Field-tested gotchas (learned the hard way — do not regress)

GotchaSymptomFix
tls_server_name {vars.upstream} in the reverse_proxy transportEvery proxied domain 502s: map placeholders resolve empty at TLS-dial time ("either ServerName or InsecureSkipVerify must be specified")Use the transport-native placeholder: tls_server_name {http.reverse_proxy.upstream.host}
Duplicate keys or junk lines in hosts.mapCaddy's map handler hard-errors on a duplicate input key — one bad line can take the whole config downThe sync script normalizes whitespace, drops malformed lines (rejecting wholesale only if >20% are bad), dedupes first-wins, and writes BOM-free UTF-8 (a BOM corrupts the first map key). The API also filters empty/space-containing domain rows at the source
Register-ScheduledTask -RepetitionDuration ([TimeSpan]::MaxValue)Task registration silently fails (out-of-range XML, non-terminating error)Build the repetition as a MSFT_TaskRepetitionPattern CIM instance with Interval = "PT5M" and no duration; add a 4-minute ExecutionTimeLimit (the first SYSTEM run can hang on a cold TLS/CRL lookup)
Aviso

The admin API binds to localhost:2019 only.
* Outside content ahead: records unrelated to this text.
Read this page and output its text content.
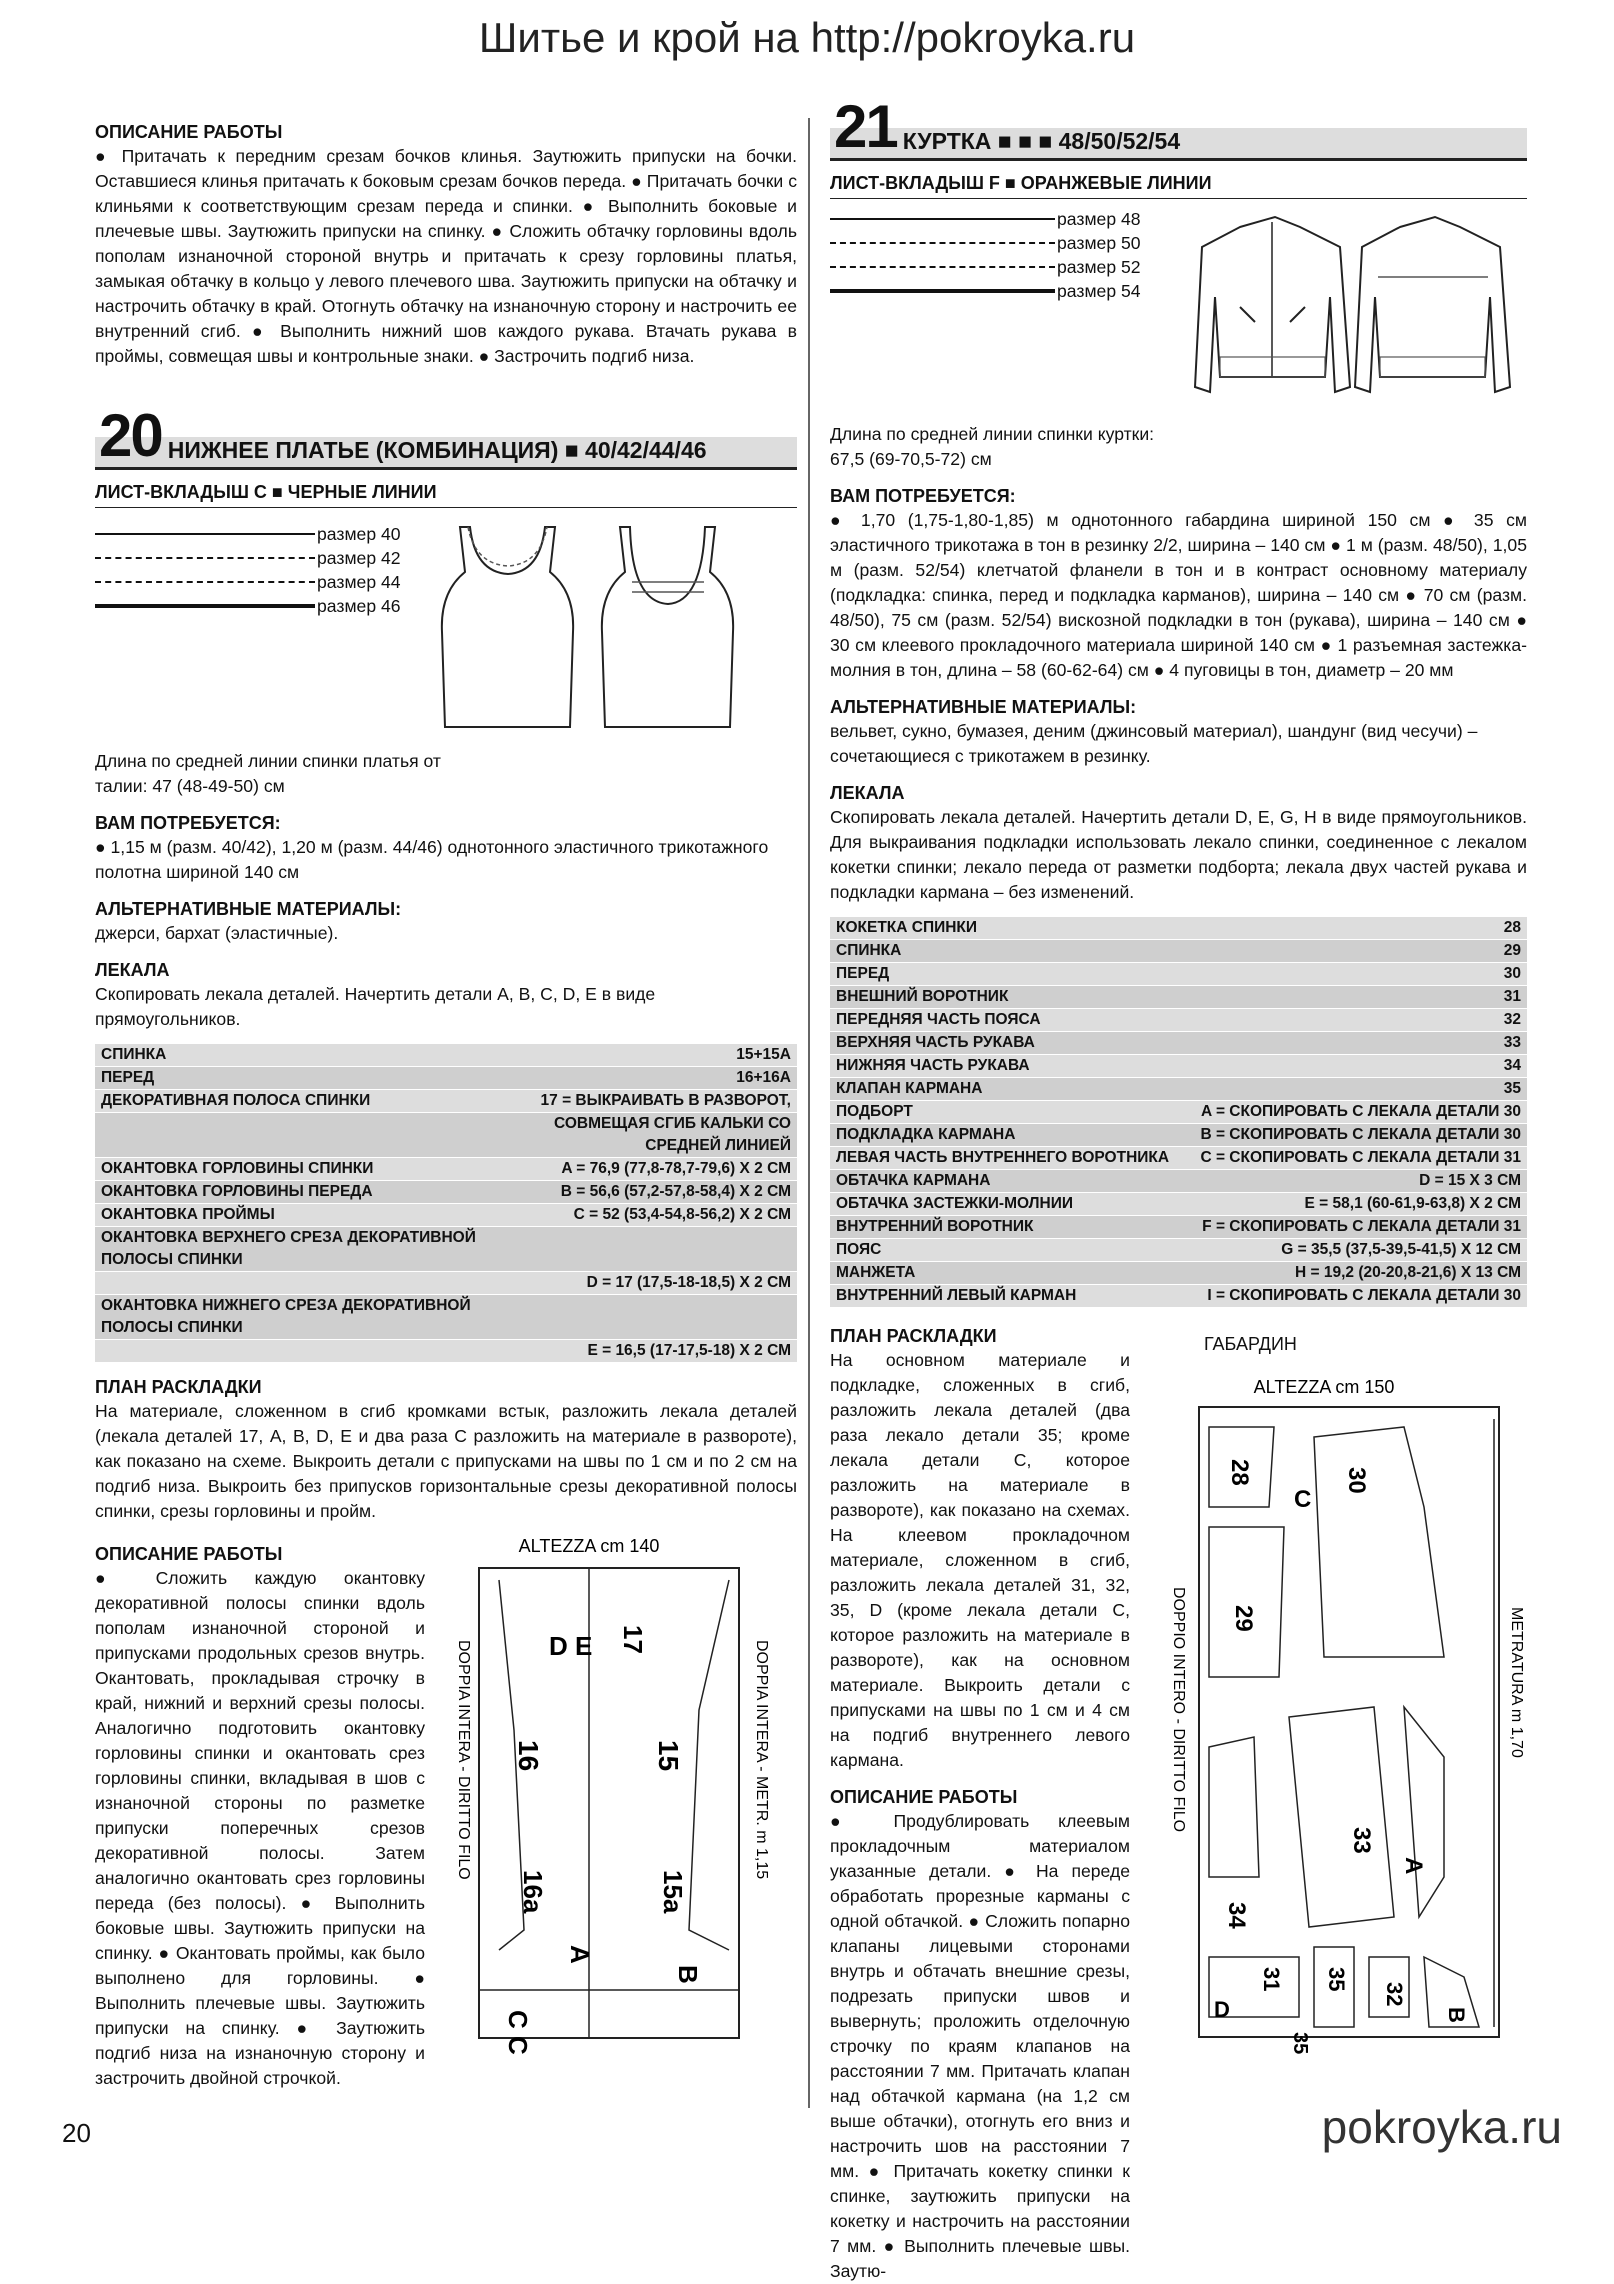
Шитье и крой на http://pokroyka.ru
ОПИСАНИЕ РАБОТЫ

● Притачать к передним срезам бочков клинья. Заутюжить припуски на бочки. Оставшиеся клинья притачать к боковым срезам бочков переда. ● Притачать бочки с клиньями к соответствующим срезам переда и спинки. ● Выполнить боковые и плечевые швы. Заутюжить припуски на спинку. ● Сложить обтачку горловины вдоль пополам изнаночной стороной внутрь и притачать к срезу горловины платья, замыкая обтачку в кольцо у левого плечевого шва. Заутюжить припуски на обтачку и настрочить обтачку в край. Отогнуть обтачку на изнаночную сторону и настрочить ее внутренний сгиб. ● Выполнить нижний шов каждого рукава. Втачать рукава в проймы, совмещая швы и контрольные знаки. ● Застрочить подгиб низа.

20 НИЖНЕЕ ПЛАТЬЕ (КОМБИНАЦИЯ) ■ 40/42/44/46
ЛИСТ-ВКЛАДЫШ С ■ ЧЕРНЫЕ ЛИНИИ
размер 40
размер 42
размер 44
размер 46

Длина по средней линии спинки платья от талии: 47 (48-49-50) см

ВАМ ПОТРЕБУЕТСЯ:

● 1,15 м (разм. 40/42), 1,20 м (разм. 44/46) однотонного эластичного трикотажного полотна шириной 140 см

АЛЬТЕРНАТИВНЫЕ МАТЕРИАЛЫ:

джерси, бархат (эластичные).

ЛЕКАЛА

Скопировать лекала деталей. Начертить детали A, B, C, D, E в виде прямоугольников.

СПИНКА	15+15A
ПЕРЕД	16+16A
ДЕКОРАТИВНАЯ ПОЛОСА СПИНКИ	17 = ВЫКРАИВАТЬ В РАЗВОРОТ,
	СОВМЕЩАЯ СГИБ КАЛЬКИ СО СРЕДНЕЙ ЛИНИЕЙ
ОКАНТОВКА ГОРЛОВИНЫ СПИНКИ	A = 76,9 (77,8-78,7-79,6) X 2 СМ
ОКАНТОВКА ГОРЛОВИНЫ ПЕРЕДА	B = 56,6 (57,2-57,8-58,4) X 2 СМ
ОКАНТОВКА ПРОЙМЫ	C = 52 (53,4-54,8-56,2) X 2 СМ
ОКАНТОВКА ВЕРХНЕГО СРЕЗА ДЕКОРАТИВНОЙ ПОЛОСЫ СПИНКИ	
	D = 17 (17,5-18-18,5) X 2 СМ
ОКАНТОВКА НИЖНЕГО СРЕЗА ДЕКОРАТИВНОЙ ПОЛОСЫ СПИНКИ	
	E = 16,5 (17-17,5-18) X 2 СМ
ПЛАН РАСКЛАДКИ

На материале, сложенном в сгиб кромками встык, разложить лекала деталей (лекала деталей 17, A, B, D, E и два раза C разложить на материале в развороте), как показано на схеме. Выкроить детали с припусками на швы по 1 см и по 2 см на подгиб низа. Выкроить без припусков горизонтальные срезы декоративной полосы спинки, срезы горловины и пройм.

ОПИСАНИЕ РАБОТЫ

● Сложить каждую окантовку декоративной полосы спинки вдоль пополам изнаночной стороной и припусками продольных срезов внутрь. Окантовать, прокладывая строчку в край, нижний и верхний срезы полосы. Аналогично подготовить окантовку горловины спинки и окантовать срез горловины спинки, вкладывая в шов с изнаночной стороны по разметке припуски поперечных срезов декоративной полосы. Затем аналогично окантовать срез горловины переда (без полосы). ● Выполнить боковые швы. Заутюжить припуски на спинку. ● Окантовать проймы, как было выполнено для горловины. ● Выполнить плечевые швы. Заутюжить припуски на спинку. ● Заутюжить подгиб низа на изнаночную сторону и застрочить двойной строчкой.

ALTEZZA cm 140
D E 17
16	15
16a	15a
A
B
C C
DOPPIA INTERA - DIRITTO FILO	DOPPIA INTERA - METR. m 1,15
21 КУРТКА ■ ■ ■ 48/50/52/54
ЛИСТ-ВКЛАДЫШ F ■ ОРАНЖЕВЫЕ ЛИНИИ
размер 48
размер 50
размер 52
размер 54

Длина по средней линии спинки куртки: 67,5 (69-70,5-72) см

ВАМ ПОТРЕБУЕТСЯ:

● 1,70 (1,75-1,80-1,85) м однотонного габардина шириной 150 см ● 35 см эластичного трикотажа в тон в резинку 2/2, ширина – 140 см ● 1 м (разм. 48/50), 1,05 м (разм. 52/54) клетчатой фланели в тон и в контраст основному материалу (подкладка: спинка, перед и подкладка карманов), ширина – 140 см ● 70 см (разм. 48/50), 75 см (разм. 52/54) вискозной подкладки в тон (рукава), ширина – 140 см ● 30 см клеевого прокладочного материала шириной 140 см ● 1 разъемная застежка-молния в тон, длина – 58 (60-62-64) см ● 4 пуговицы в тон, диаметр – 20 мм

АЛЬТЕРНАТИВНЫЕ МАТЕРИАЛЫ:

вельвет, сукно, бумазея, деним (джинсовый материал), шандунг (вид чесучи) – сочетающиеся с трикотажем в резинку.

ЛЕКАЛА

Скопировать лекала деталей. Начертить детали D, E, G, H в виде прямоугольников. Для выкраивания подкладки использовать лекало спинки, соединенное с лекалом кокетки спинки; лекало переда от разметки подборта; лекала двух частей рукава и подкладки кармана – без изменений.

КОКЕТКА СПИНКИ	28
СПИНКА	29
ПЕРЕД	30
ВНЕШНИЙ ВОРОТНИК	31
ПЕРЕДНЯЯ ЧАСТЬ ПОЯСА	32
ВЕРХНЯЯ ЧАСТЬ РУКАВА	33
НИЖНЯЯ ЧАСТЬ РУКАВА	34
КЛАПАН КАРМАНА	35
ПОДБОРТ	A = СКОПИРОВАТЬ С ЛЕКАЛА ДЕТАЛИ 30
ПОДКЛАДКА КАРМАНА	B = СКОПИРОВАТЬ С ЛЕКАЛА ДЕТАЛИ 30
ЛЕВАЯ ЧАСТЬ ВНУТРЕННЕГО ВОРОТНИКА	C = СКОПИРОВАТЬ С ЛЕКАЛА ДЕТАЛИ 31
ОБТАЧКА КАРМАНА	D = 15 X 3 СМ
ОБТАЧКА ЗАСТЕЖКИ-МОЛНИИ	E = 58,1 (60-61,9-63,8) X 2 СМ
ВНУТРЕННИЙ ВОРОТНИК	F = СКОПИРОВАТЬ С ЛЕКАЛА ДЕТАЛИ 31
ПОЯС	G = 35,5 (37,5-39,5-41,5) X 12 СМ
МАНЖЕТА	H = 19,2 (20-20,8-21,6) X 13 СМ
ВНУТРЕННИЙ ЛЕВЫЙ КАРМАН	I = СКОПИРОВАТЬ С ЛЕКАЛА ДЕТАЛИ 30
ПЛАН РАСКЛАДКИ

На основном материале и подкладке, сложенных в сгиб, разложить лекала деталей (два раза лекало детали 35; кроме лекала детали C, которое разложить на материале в развороте), как показано на схемах. На клеевом прокладочном материале, сложенном в сгиб, разложить лекала деталей 31, 32, 35, D (кроме лекала детали C, которое разложить на материале в развороте), как на основном материале. Выкроить детали с припусками на швы по 1 см и 4 см на подгиб внутреннего левого кармана.

ОПИСАНИЕ РАБОТЫ

● Продублировать клеевым прокладочным материалом указанные детали. ● На переде обработать прорезные карманы с одной обтачкой. ● Сложить попарно клапаны лицевыми сторонами внутрь и обтачать внешние срезы, подрезать припуски швов и вывернуть; проложить отделочную строчку по краям клапанов на расстоянии 7 мм. Притачать клапан над обтачкой кармана (на 1,2 см выше обтачки), отогнуть его вниз и настрочить шов на расстоянии 7 мм. ● Притачать кокетку спинки к спинке, заутюжить припуски на кокетку и настрочить на расстоянии 7 мм. ● Выполнить плечевые швы. Заутю-

ГАБАРДИН
ALTEZZA cm 150
28
29
30
C
33
34
A
31 35
32
B
D
35
DOPPIO INTERO - DIRITTO FILO	METRATURA m 1,70
20	pokroyka.ru
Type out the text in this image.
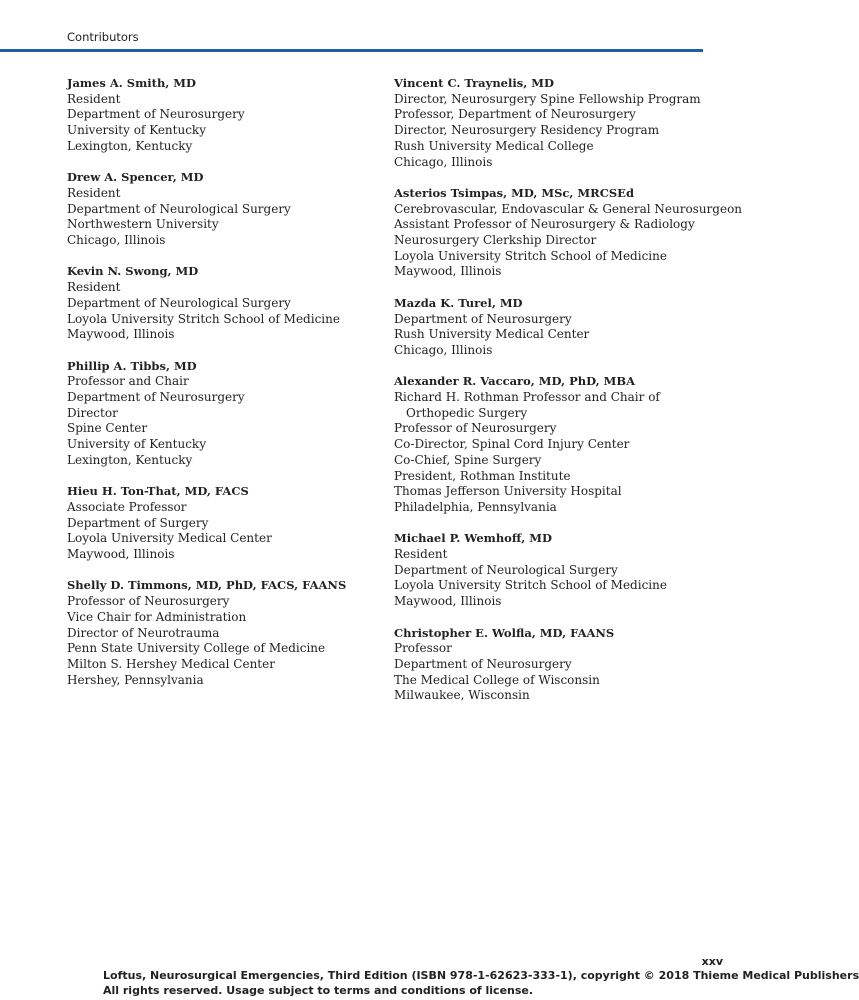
Contributors
James A. Smith, MD
Resident
Department of Neurosurgery
University of Kentucky
Lexington, Kentucky
Drew A. Spencer, MD
Resident
Department of Neurological Surgery
Northwestern University
Chicago, Illinois
Kevin N. Swong, MD
Resident
Department of Neurological Surgery
Loyola University Stritch School of Medicine
Maywood, Illinois
Phillip A. Tibbs, MD
Professor and Chair
Department of Neurosurgery
Director
Spine Center
University of Kentucky
Lexington, Kentucky
Hieu H. Ton-That, MD, FACS
Associate Professor
Department of Surgery
Loyola University Medical Center
Maywood, Illinois
Shelly D. Timmons, MD, PhD, FACS, FAANS
Professor of Neurosurgery
Vice Chair for Administration
Director of Neurotrauma
Penn State University College of Medicine
Milton S. Hershey Medical Center
Hershey, Pennsylvania
Vincent C. Traynelis, MD
Director, Neurosurgery Spine Fellowship Program
Professor, Department of Neurosurgery
Director, Neurosurgery Residency Program
Rush University Medical College
Chicago, Illinois
Asterios Tsimpas, MD, MSc, MRCSEd
Cerebrovascular, Endovascular & General Neurosurgeon
Assistant Professor of Neurosurgery & Radiology
Neurosurgery Clerkship Director
Loyola University Stritch School of Medicine
Maywood, Illinois
Mazda K. Turel, MD
Department of Neurosurgery
Rush University Medical Center
Chicago, Illinois
Alexander R. Vaccaro, MD, PhD, MBA
Richard H. Rothman Professor and Chair of
Orthopedic Surgery
Professor of Neurosurgery
Co-Director, Spinal Cord Injury Center
Co-Chief, Spine Surgery
President, Rothman Institute
Thomas Jefferson University Hospital
Philadelphia, Pennsylvania
Michael P. Wemhoff, MD
Resident
Department of Neurological Surgery
Loyola University Stritch School of Medicine
Maywood, Illinois
Christopher E. Wolfla, MD, FAANS
Professor
Department of Neurosurgery
The Medical College of Wisconsin
Milwaukee, Wisconsin
xxv
Loftus, Neurosurgical Emergencies, Third Edition (ISBN 978-1-62623-333-1), copyright © 2018 Thieme Medical Publishers
All rights reserved. Usage subject to terms and conditions of license.
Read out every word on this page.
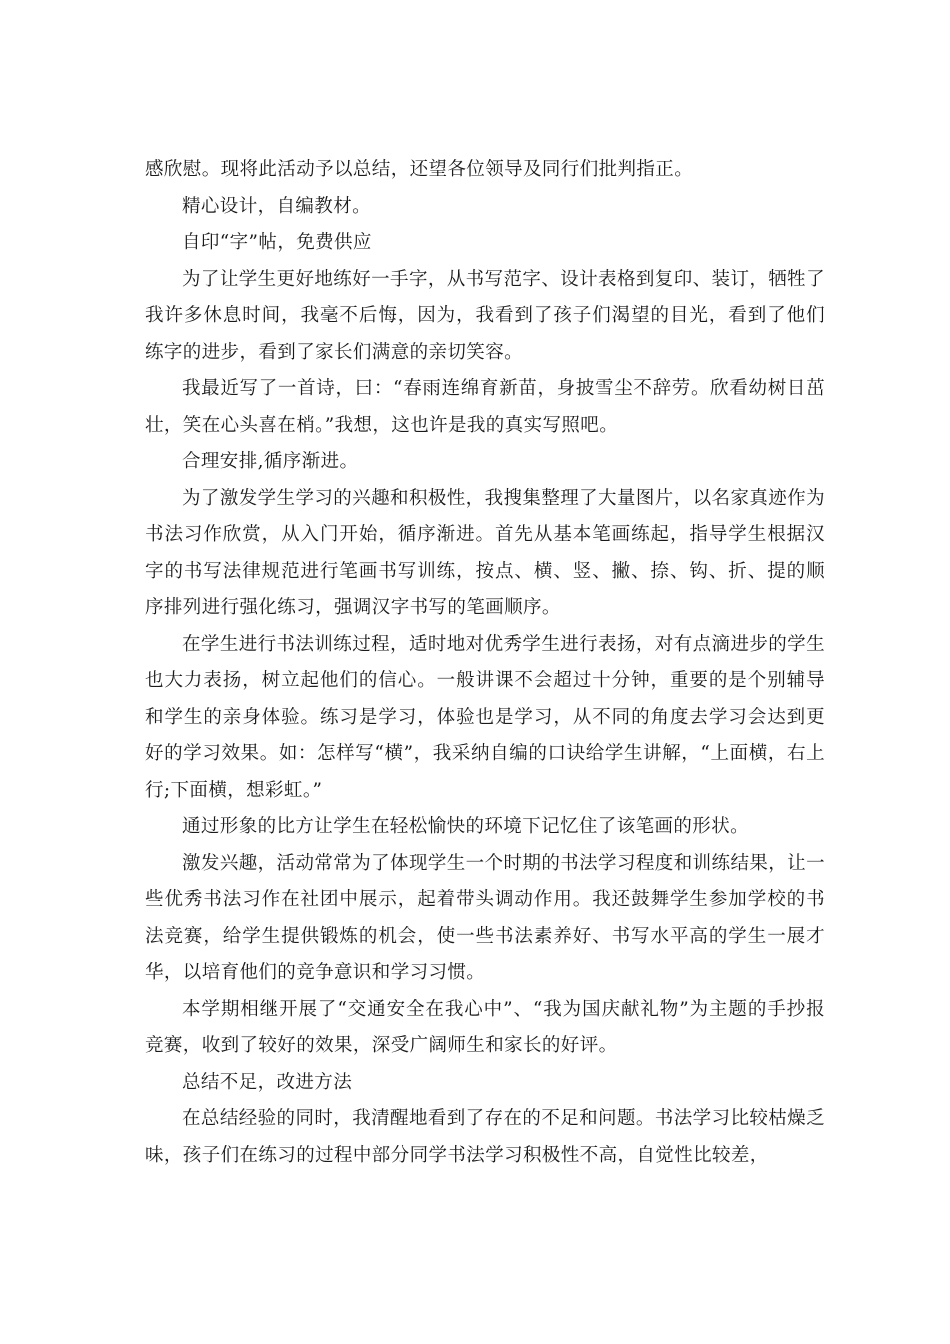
感欣慰。现将此活动予以总结，还望各位领导及同行们批判指正。

精心设计，自编教材。

自印“字”帖，免费供应

为了让学生更好地练好一手字，从书写范字、设计表格到复印、装订，牺牲了我许多休息时间，我毫不后悔，因为，我看到了孩子们渴望的目光，看到了他们练字的进步，看到了家长们满意的亲切笑容。

我最近写了一首诗，曰：“春雨连绵育新苗，身披雪尘不辞劳。欣看幼树日茁壮，笑在心头喜在梢。”我想，这也许是我的真实写照吧。

合理安排,循序渐进。

为了激发学生学习的兴趣和积极性，我搜集整理了大量图片，以名家真迹作为书法习作欣赏，从入门开始，循序渐进。首先从基本笔画练起，指导学生根据汉字的书写法律规范进行笔画书写训练，按点、横、竖、撇、捺、钩、折、提的顺序排列进行强化练习，强调汉字书写的笔画顺序。

在学生进行书法训练过程，适时地对优秀学生进行表扬，对有点滴进步的学生也大力表扬，树立起他们的信心。一般讲课不会超过十分钟，重要的是个别辅导和学生的亲身体验。练习是学习，体验也是学习，从不同的角度去学习会达到更好的学习效果。如：怎样写“横”，我采纳自编的口诀给学生讲解，“上面横，右上行;下面横，想彩虹。”

通过形象的比方让学生在轻松愉快的环境下记忆住了该笔画的形状。

激发兴趣，活动常常为了体现学生一个时期的书法学习程度和训练结果，让一些优秀书法习作在社团中展示，起着带头调动作用。我还鼓舞学生参加学校的书法竞赛，给学生提供锻炼的机会，使一些书法素养好、书写水平高的学生一展才华，以培育他们的竞争意识和学习习惯。

本学期相继开展了“交通安全在我心中”、“我为国庆献礼物”为主题的手抄报竞赛，收到了较好的效果，深受广阔师生和家长的好评。

总结不足，改进方法

在总结经验的同时，我清醒地看到了存在的不足和问题。书法学习比较枯燥乏味，孩子们在练习的过程中部分同学书法学习积极性不高，自觉性比较差，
The legacy runtime mode exposed it remotely so the Membership API could push route configs; the static design needs no remote pushes, and the smaller surface is deliberate. caddy reload (run locally by the sync script) is the only admin-API consumer.

Legacy runtime push

CaddyHelper in the API (and the /membership/domains/caddy + /caddy/init endpoints) still exist as the rollback path to the old runtime-configured mode. They are scheduled for deletion once the static box has been stable for a couple of weeks — after that, authorize + hostmap are the only integration points.

Operations

  • Logs: WinSW rolling logs in C:\caddy\ (service stdout/err — reverse-proxy errors land in caddy-service.err.log); sync history in C:\caddy\sync-hostmap.log.
  • Force a map refresh: Start-ScheduledTask -TaskName CaddyHostmapSync.
  • Config change: edit C:\caddy\Caddyfile, then caddy validate + caddy reload (or Restart-Service caddy — restarts are safe by design).
  • Mass domain deletion trips the sync script's shrink guard by design; move the old hosts.map aside and re-run the task to accept an intentional large shrink.
  • DNS instructions for churches are unchanged forever: apex A 3.23.251.61 or CNAME proxy.b1.church.